Pose d'un volet roulant différent des autres volets de la résidence. Le 25/1/2005

Question fréquente et classique...

La question :
-Nous avons fait poser un volet roulant à la fenêtre de notre chambre, or il s'est avéré que ce volet a un coffret extérieur et diffère donc des autres volets de la résidence (la pose d'un volet identique aux autres est impossible, du fait d'un vice de construction)
- le syndic nous a envoyé immédiatement une lettre nous mettant en demeure d'enlever ce volet
- nous venons de recevoir une lettre de la mairie nous demandant régularisation, car nous aurions dû demander une autorisation administrative...

A ce stade, ma question est la suivante:

- Est-il obligatoire de faire voter en assemblée générale la pose de ce volet ?

Notre réponse :
L'aspect extérieur de l'immeuble en copropriété est considéré comme le bien commun de tous les copropriétaires, et tous travaux affectant cet aspect, même de manière légère, relèvent théoriquement d'une décision de l'assemblée générale prise en application de l'article 25 b de la loi n° 65-557 du 10 juillet 1965:

"Ne sont adoptées qu'à la majorité des voix de tous les copropriétaires [sous réserve de l'application de l'article 25-1 (NDLR)] les décisions concernant :
(...)
"b) L'autorisation donnée à certains copropriétaires d'effectuer à leurs frais des travaux affectant les parties communes ou l'aspect extérieur de l'immeuble, et conformes à la destination de celui-ci".


Il faut préciser que certains tribunaux, partant de l'idée que les parties communes sont l'accessoire indispensable des parties privatives, ont admis que les copropriétaires pouvaient, sans avoir à demander une autorisation à l'assemblée générale, effectuer des travaux affectant les parties communes s'ils ne portent atteinte ni aux droits des autres copropriétaires, ni à la solidité ou à la valeur de l'immeuble. Tel peut être le cas lorsque la modification apportée est marginale et peu visible...

Cependant, une modification d'aspect extérieur de l'immeuble requiert également un permis de construire, pour lequel l'administration requiert la signature du syndic. Celui-ci pourrait certes la donner sans autorisation préalable de l'assemblée, mais dans la pratique peu de syndics prennent ce risque, et a fortiori dans une copropriété où le sujet est déjà devenu conflictuel...
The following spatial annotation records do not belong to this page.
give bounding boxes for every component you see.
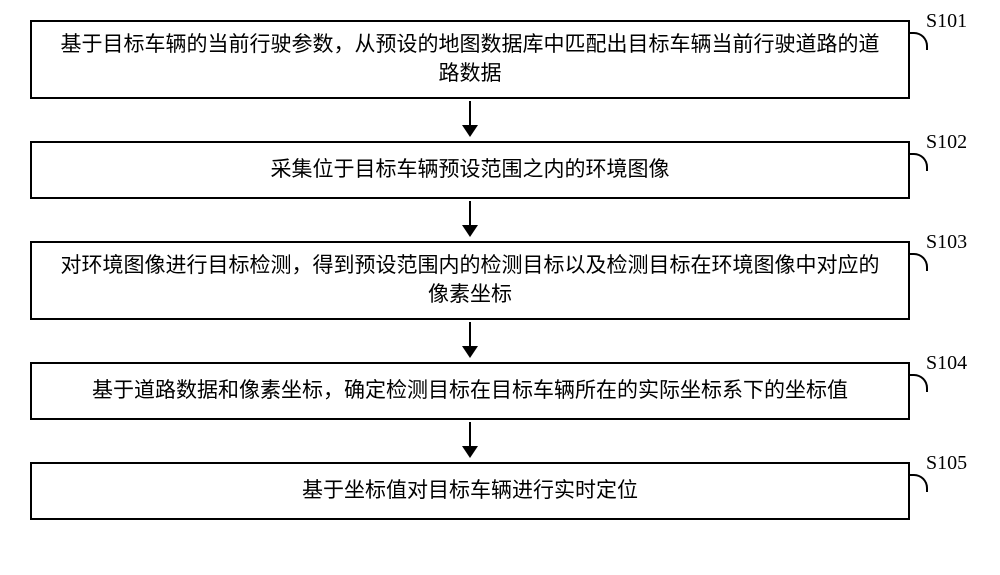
step-row: 采集位于目标车辆预设范围之内的环境图像 S102 [30, 141, 970, 199]
step-label-wrap: S102 [910, 141, 970, 171]
step-box-s102: 采集位于目标车辆预设范围之内的环境图像 [30, 141, 910, 199]
step-label: S103 [926, 231, 967, 254]
label-connector-icon [910, 153, 928, 171]
step-label: S105 [926, 452, 967, 475]
step-label-wrap: S101 [910, 20, 970, 50]
label-connector-icon [910, 474, 928, 492]
step-box-s104: 基于道路数据和像素坐标，确定检测目标在目标车辆所在的实际坐标系下的坐标值 [30, 362, 910, 420]
step-label: S101 [926, 10, 967, 33]
step-box-s103: 对环境图像进行目标检测，得到预设范围内的检测目标以及检测目标在环境图像中对应的像… [30, 241, 910, 320]
arrow-down-icon [469, 422, 471, 456]
step-box-s101: 基于目标车辆的当前行驶参数，从预设的地图数据库中匹配出目标车辆当前行驶道路的道路… [30, 20, 910, 99]
step-text: 采集位于目标车辆预设范围之内的环境图像 [271, 155, 670, 184]
step-row: 基于道路数据和像素坐标，确定检测目标在目标车辆所在的实际坐标系下的坐标值 S10… [30, 362, 970, 420]
step-box-s105: 基于坐标值对目标车辆进行实时定位 [30, 462, 910, 520]
step-row: 对环境图像进行目标检测，得到预设范围内的检测目标以及检测目标在环境图像中对应的像… [30, 241, 970, 320]
flowchart-container: 基于目标车辆的当前行驶参数，从预设的地图数据库中匹配出目标车辆当前行驶道路的道路… [30, 20, 970, 520]
step-text: 对环境图像进行目标检测，得到预设范围内的检测目标以及检测目标在环境图像中对应的像… [52, 251, 888, 310]
step-label: S102 [926, 131, 967, 154]
step-label-wrap: S103 [910, 241, 970, 271]
step-text: 基于目标车辆的当前行驶参数，从预设的地图数据库中匹配出目标车辆当前行驶道路的道路… [52, 30, 888, 89]
step-label-wrap: S105 [910, 462, 970, 492]
label-connector-icon [910, 253, 928, 271]
arrow-down-icon [469, 322, 471, 356]
step-text: 基于坐标值对目标车辆进行实时定位 [302, 476, 638, 505]
label-connector-icon [910, 374, 928, 392]
label-connector-icon [910, 32, 928, 50]
step-label: S104 [926, 352, 967, 375]
step-text: 基于道路数据和像素坐标，确定检测目标在目标车辆所在的实际坐标系下的坐标值 [92, 376, 848, 405]
arrow-down-icon [469, 101, 471, 135]
arrow-down-icon [469, 201, 471, 235]
step-row: 基于坐标值对目标车辆进行实时定位 S105 [30, 462, 970, 520]
step-label-wrap: S104 [910, 362, 970, 392]
step-row: 基于目标车辆的当前行驶参数，从预设的地图数据库中匹配出目标车辆当前行驶道路的道路… [30, 20, 970, 99]
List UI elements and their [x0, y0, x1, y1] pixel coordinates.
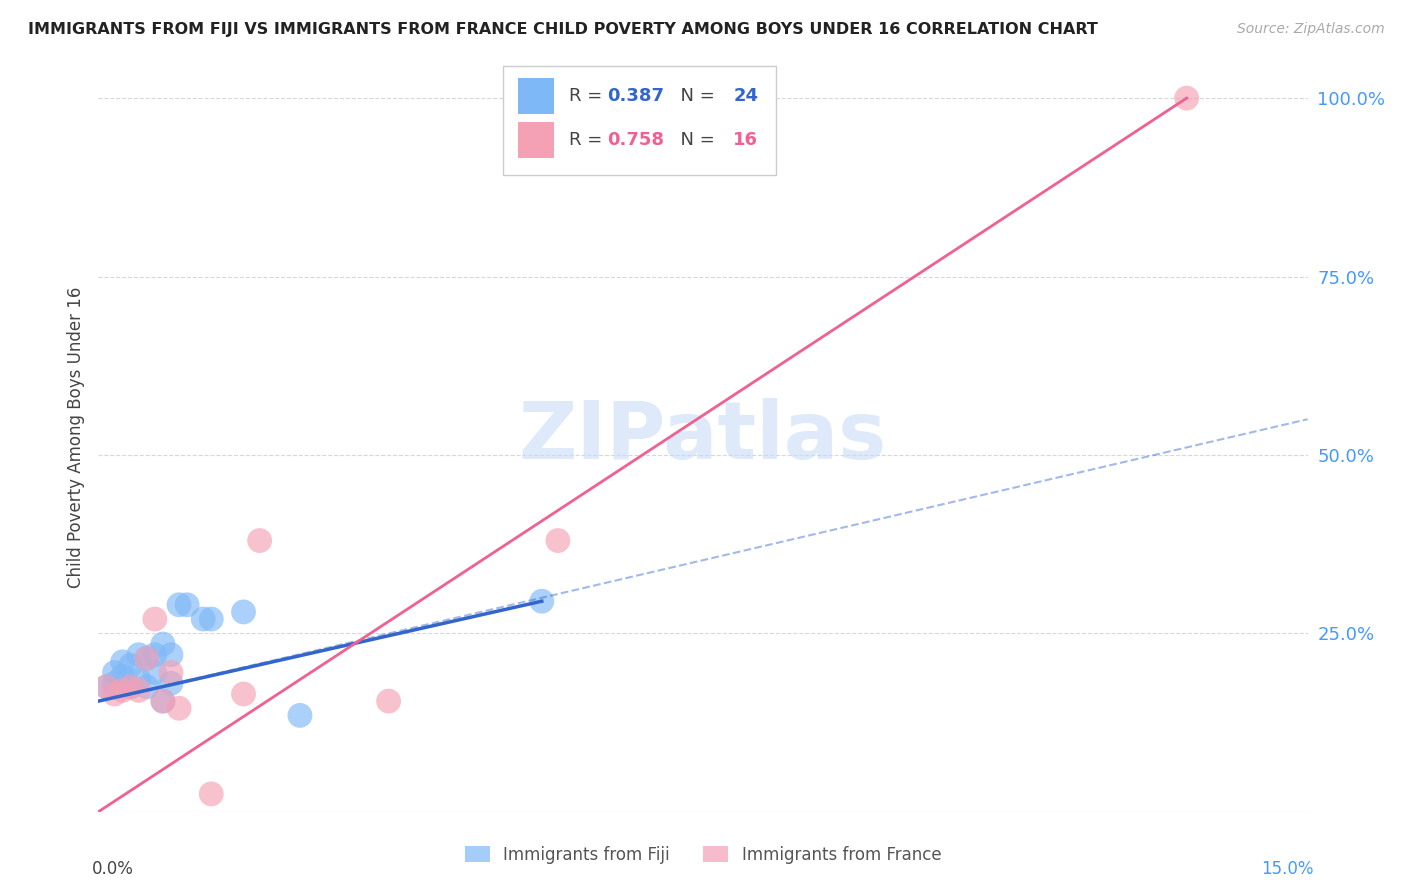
Text: R =: R =: [569, 87, 607, 105]
Point: [143, 665, 166, 680]
Legend: Immigrants from Fiji, Immigrants from France: Immigrants from Fiji, Immigrants from Fr…: [458, 839, 948, 871]
Point: [167, 598, 190, 612]
FancyBboxPatch shape: [517, 121, 554, 158]
Point: [96, 680, 118, 694]
Text: N =: N =: [669, 87, 721, 105]
Text: 0.387: 0.387: [607, 87, 665, 105]
Point: [135, 680, 157, 694]
Point: [128, 673, 150, 687]
Point: [103, 665, 125, 680]
Point: [103, 676, 125, 690]
Text: R =: R =: [569, 130, 607, 149]
Point: [1175, 91, 1198, 105]
Text: 15.0%: 15.0%: [1261, 861, 1313, 879]
Point: [103, 687, 125, 701]
Text: 24: 24: [734, 87, 758, 105]
FancyBboxPatch shape: [503, 66, 776, 175]
Point: [143, 648, 166, 662]
Point: [143, 612, 166, 626]
Point: [152, 694, 174, 708]
Point: [152, 637, 174, 651]
Point: [193, 612, 215, 626]
Text: 0.0%: 0.0%: [93, 861, 134, 879]
FancyBboxPatch shape: [517, 78, 554, 114]
Point: [120, 680, 142, 694]
Point: [200, 612, 222, 626]
Point: [152, 694, 174, 708]
Point: [128, 648, 150, 662]
Text: ZIPatlas: ZIPatlas: [519, 398, 887, 476]
Point: [120, 658, 142, 673]
Point: [111, 669, 134, 683]
Point: [176, 598, 198, 612]
Text: 0.758: 0.758: [607, 130, 665, 149]
Point: [249, 533, 271, 548]
Point: [128, 683, 150, 698]
Text: IMMIGRANTS FROM FIJI VS IMMIGRANTS FROM FRANCE CHILD POVERTY AMONG BOYS UNDER 16: IMMIGRANTS FROM FIJI VS IMMIGRANTS FROM …: [28, 22, 1098, 37]
Point: [288, 708, 311, 723]
Point: [96, 680, 118, 694]
Text: 16: 16: [734, 130, 758, 149]
Y-axis label: Child Poverty Among Boys Under 16: Child Poverty Among Boys Under 16: [66, 286, 84, 588]
Point: [160, 665, 183, 680]
Point: [160, 648, 183, 662]
Text: N =: N =: [669, 130, 721, 149]
Point: [530, 594, 553, 608]
Text: Source: ZipAtlas.com: Source: ZipAtlas.com: [1237, 22, 1385, 37]
Point: [135, 651, 157, 665]
Point: [377, 694, 399, 708]
Point: [111, 683, 134, 698]
Point: [160, 676, 183, 690]
Point: [120, 680, 142, 694]
Point: [135, 651, 157, 665]
Point: [200, 787, 222, 801]
Point: [547, 533, 569, 548]
Point: [232, 687, 254, 701]
Point: [167, 701, 190, 715]
Point: [111, 655, 134, 669]
Point: [232, 605, 254, 619]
Ceci étant, si vous ne pouvez régulariser la situation en dehors d'une assemblée, la copropriété ne peut engager aucune action sans elle-même obtenir une décision d'assemblée autorisant le syndic à agir, et ce en application de l'article 55 du décret n° 67-223 du 17 mars 1967 :

"Le syndic ne peut agir en justice au nom du syndicat sans y avoir été autorisé par une décision de l'assemblée générale.

"Une telle autorisation n'est pas nécessaire pour les actions en recouvrement de créance, la mise en oeuvre des voies d'exécution forcée à l'exception de la saisie en vue de la vente d'un lot, les mesures conservatoires et les demandes qui relèvent des pouvoirs de juge des référés, ainsi que pour défendre aux actions intentées contre le syndical.

"Dans tous les cas, le syndic rend compte à la prochaine assemblée générale des actions introduites."

Quant à la mairie, il suffira très certainement pour la faire patienter de lui indiquer que vous devez attendre la prochaine assemblée générale.